How Many Jobs Does the Keystone Pipeline Create?

Only 20.

Call me a political Little Orphan Annie, but I think that if you have to lie this much, it's probably not a good idea:

TransCanada Corp. (TRP)’s Keystone XL oil pipeline, heralded by supporters as a major job creator, will add few permanent positions once the $7 billion project is built.

The number of people needed to operate and maintain the 1,661-mile (2,673-kilometer) pipeline may be as few as 20, according to the U.S. State Department, or as many as a few hundred, according to TransCanada.

“I don’t see a big jobs impact,” Stephen Fuller, director of the Center for Regional Analysis at George Mason University in Arlington, Virginia, said in an interview. “It gets the oil into refineries that already exist. It’s like replacing a bridge on the highway.”

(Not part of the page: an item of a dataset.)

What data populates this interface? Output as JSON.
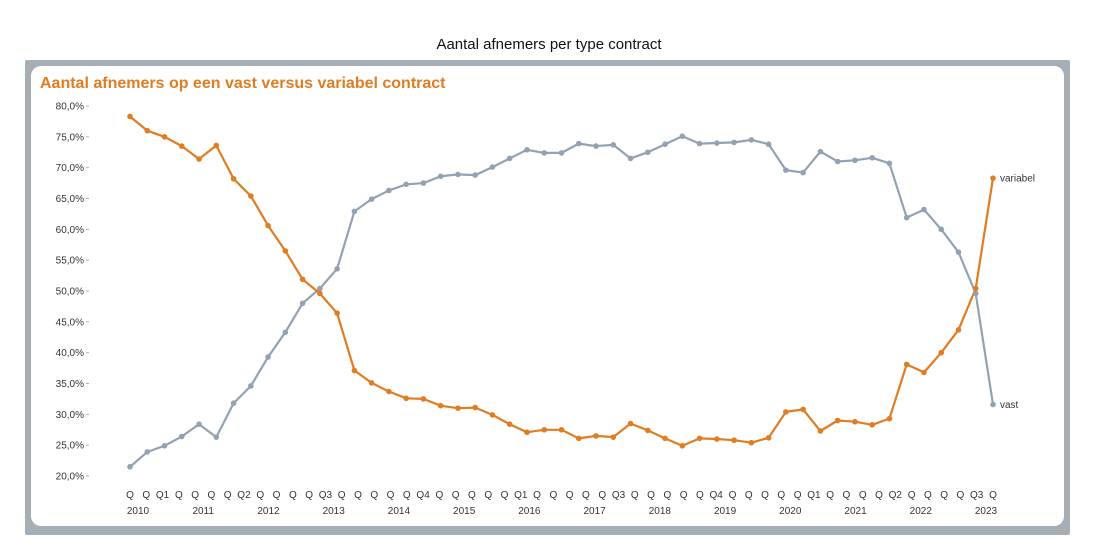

The debate in Washington has focused on short-term construction and manufacturing jobs, rather than on permanent ones. Estimates for construction and manufacturing employment range from 2,500 to 20,000, depending on assumptions of how much of the project’s budget will be spent in the U.S. The company says some of the steel will be made in Canada and India.

TransCanada Vice President Robert Jones said permanent jobs would be “in the hundreds, certainly not in the thousands,” in a Nov. 11 interview on CNN.

Calgary-based TransCanada says construction will create 20,000 “new, real U.S. jobs.”
What a surprise, TransCanada is a bunch of lying sacks of sh%$.

And the bitumen that they will be extracting is an ecological disaster as well.